The Admirable Three Millions


On July 24, 1832, a sixty-year-old businessman in Albany, New York, drew up an explosive will. The businessman was named William James, but historians call him William of Albany to distinguish him from the elder of his two famous grandsons.

Historians have not paid much attention to William of Albany. After all, he was only a businessman. Nevertheless, his story is fascinating, and his success in business set the stage for the dazzling successes that followed his family. I learned about him in a book about his namesake, Becoming William James (Cornell University Press, 1984), written by Howard M. Feinstein, a psychiatrist and an adjunct professor of psychology at Cornell.


William was born in Ireland in 1771, the second son of a Scotch-Irish farmer who wanted him to become a minister. He resisted, choosing instead to seek his fortune in the United States, to which he emigrated in 1789. After two years as a merchant’s clerk in Albany, William opened his own store, dealing in tobacco. A second store followed, and a third in 1800. By 1805 William’s stores sold produce as well as tobacco, and he was involved, with several partners, in transatlantic trade with Ireland.
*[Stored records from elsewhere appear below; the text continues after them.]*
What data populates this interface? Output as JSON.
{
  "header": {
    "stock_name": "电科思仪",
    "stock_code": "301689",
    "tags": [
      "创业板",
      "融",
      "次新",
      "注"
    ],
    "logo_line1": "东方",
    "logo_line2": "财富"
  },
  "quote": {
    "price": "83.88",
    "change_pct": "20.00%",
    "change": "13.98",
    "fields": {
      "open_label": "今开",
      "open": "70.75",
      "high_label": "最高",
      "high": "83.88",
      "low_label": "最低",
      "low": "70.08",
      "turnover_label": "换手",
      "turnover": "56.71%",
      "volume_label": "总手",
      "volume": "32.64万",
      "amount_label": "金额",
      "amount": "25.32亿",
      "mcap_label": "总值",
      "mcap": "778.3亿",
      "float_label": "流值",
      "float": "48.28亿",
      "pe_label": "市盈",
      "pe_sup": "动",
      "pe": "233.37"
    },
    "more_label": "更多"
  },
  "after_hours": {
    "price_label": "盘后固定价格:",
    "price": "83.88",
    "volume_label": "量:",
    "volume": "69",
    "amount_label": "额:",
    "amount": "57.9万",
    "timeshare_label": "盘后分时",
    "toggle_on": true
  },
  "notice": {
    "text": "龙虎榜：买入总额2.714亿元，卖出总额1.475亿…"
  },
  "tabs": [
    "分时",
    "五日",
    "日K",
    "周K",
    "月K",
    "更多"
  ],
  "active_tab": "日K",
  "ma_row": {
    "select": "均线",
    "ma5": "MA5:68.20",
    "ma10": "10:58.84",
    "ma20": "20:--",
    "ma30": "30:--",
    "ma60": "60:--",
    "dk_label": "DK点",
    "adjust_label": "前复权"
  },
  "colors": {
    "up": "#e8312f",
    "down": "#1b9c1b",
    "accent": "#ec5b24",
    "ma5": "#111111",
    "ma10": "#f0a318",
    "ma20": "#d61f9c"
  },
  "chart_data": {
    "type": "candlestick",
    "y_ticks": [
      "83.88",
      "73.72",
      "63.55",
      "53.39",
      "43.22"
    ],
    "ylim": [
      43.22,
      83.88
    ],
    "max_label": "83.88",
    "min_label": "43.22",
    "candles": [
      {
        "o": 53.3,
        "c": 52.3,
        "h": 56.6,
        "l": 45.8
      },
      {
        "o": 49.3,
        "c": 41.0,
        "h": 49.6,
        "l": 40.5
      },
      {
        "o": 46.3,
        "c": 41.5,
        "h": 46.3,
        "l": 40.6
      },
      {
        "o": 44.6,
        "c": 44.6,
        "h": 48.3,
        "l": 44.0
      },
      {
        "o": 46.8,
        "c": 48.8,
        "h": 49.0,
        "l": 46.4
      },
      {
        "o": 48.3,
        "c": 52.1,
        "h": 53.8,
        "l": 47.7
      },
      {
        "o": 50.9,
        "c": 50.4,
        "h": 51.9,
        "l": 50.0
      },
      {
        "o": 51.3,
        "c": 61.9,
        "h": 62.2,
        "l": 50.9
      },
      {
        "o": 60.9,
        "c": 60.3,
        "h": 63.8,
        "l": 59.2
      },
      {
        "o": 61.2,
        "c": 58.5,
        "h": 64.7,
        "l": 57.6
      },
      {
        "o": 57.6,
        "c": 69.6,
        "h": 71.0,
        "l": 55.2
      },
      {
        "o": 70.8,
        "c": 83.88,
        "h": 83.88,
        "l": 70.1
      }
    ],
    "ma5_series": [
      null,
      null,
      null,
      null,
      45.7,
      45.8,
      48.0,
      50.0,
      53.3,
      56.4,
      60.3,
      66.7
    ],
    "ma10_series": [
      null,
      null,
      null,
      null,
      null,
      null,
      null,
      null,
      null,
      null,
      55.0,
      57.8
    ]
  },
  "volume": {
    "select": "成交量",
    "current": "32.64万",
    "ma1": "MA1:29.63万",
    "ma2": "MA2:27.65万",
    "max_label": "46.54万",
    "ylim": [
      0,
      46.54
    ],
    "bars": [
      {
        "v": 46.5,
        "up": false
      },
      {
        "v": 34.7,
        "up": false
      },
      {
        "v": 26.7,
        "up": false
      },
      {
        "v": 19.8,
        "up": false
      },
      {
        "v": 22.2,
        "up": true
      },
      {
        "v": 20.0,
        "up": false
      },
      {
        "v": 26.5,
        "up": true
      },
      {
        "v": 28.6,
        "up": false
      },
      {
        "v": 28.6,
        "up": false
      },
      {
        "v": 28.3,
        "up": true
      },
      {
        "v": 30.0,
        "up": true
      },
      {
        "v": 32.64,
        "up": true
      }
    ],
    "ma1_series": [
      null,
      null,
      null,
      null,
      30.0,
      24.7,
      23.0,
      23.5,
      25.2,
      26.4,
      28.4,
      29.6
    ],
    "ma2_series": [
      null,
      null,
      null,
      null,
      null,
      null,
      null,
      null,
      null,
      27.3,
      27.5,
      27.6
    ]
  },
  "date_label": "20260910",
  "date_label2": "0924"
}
He also was an early and important advocate of the plan promoted by the New York governor DeWitt Clinton to build a canal that would link the Hudson River to Lake Erie. In 1825, at the festivities that marked the opening of the Erie Canal, he addressed the crowd that gathered to watch the first boats begin the 363-mile trip from Albany to Buffalo.

William had made investments in real estate that show how clearly he understood the economic significance of the canal. Working with various agents, he bought forty thousand acres in Illinois alone, and in 1824 he purchased sixty thousand dollars’ worth of property in New York, including a saltworks and what was to become the village of Syracuse. After the canal opened, the value of that property soared. When cholera broke out in Albany in 1832, and William sat down to think about his will, he had much to think about—eleven children, his wife, and an estate worth three million dollars.

Two of his sons especially troubled him. One, named William, had rejected a career in business, become a minister, and deliberately settled far from Albany.

Another, Henry (the eventual father of the famous William and Henry), had firmly resisted his father’s efforts to push him into a career as a lawyer. Not only had he resisted, but at one point, after lavishing one hundred dollars on “segars” and other luxuries, he had run off from Union College in Schenectady, leaving his father to complain that the young man practiced “arts of low vileness and unblushing falsehood” and that he had “so debased himself as to leave his parents’ house in the character of a swindler.” Henry himself later admitted that in this period he “scarcely ever went to bed sober, and lost my self-respect almost utterly.” In his will, Feinstein tells us, William of Albany “was torn between a desire to protect his capital from his heirs and the wish to protect his heirs from the evils of capital.” Aside from a few minor bequests, he instructed that his estate was to be held in trust for twenty-one years—the legal limit.

By placing the estate in trust, William sought to achieve the control over his children (especially the defiant Henry) that had eluded him in life. His aim, William reminded the trustees, was “to discourage prodigality and vice, and to furnish an incentive to economy and usefulness.” The trustees were allowed to provide funds for education or to prepare his sons for “any reputable profession or trade,” and they were empowered to cut off any heir who led a “grossly immoral, idle or dishonorable life.”

Participation in the final division of the estate was not automatic. If they wanted their piece of the three-million-dollar pie, William’s heirs were required to “learn some one of the professions, trades or occupations usually pursued in this country as a livelihood and [to] assiduously practice the same.”

In short, the idleness and extravagance that tempted Henry would not be countenanced. Henry was left an annuity of $1,250, but not a cent more unless he straightened out.

William of Albany died (of a stroke, not cholera) in December 1832. The will was challenged almost immediately. To his widow William had left the house in Albany and an annuity of three thousand dollars to care for herself and her six minor children. She sued for more and won.

Young Henry also sued. A preliminary victory in 1837 enabled him to drop out of the Princeton Theological Seminary and indulge his desire for a trip to Europe. A larger victory in 1843 allowed him to take his wife and two infant sons to Europe for two years. As his father had feared, he never embraced a trade or profession. A nervous breakdown in 1844 was followed by a conversion to the philosophy of the Swedish mystic Emanuel Swedenborg. With the help of his share of what his novelist son later described as “the admirable three millions,” he lived as purely spiritual a life as money can buy and wrote books with titles like The Secret of Swedenborg, Christianity the Logic of Creation, and Society the Redeemed form of Man.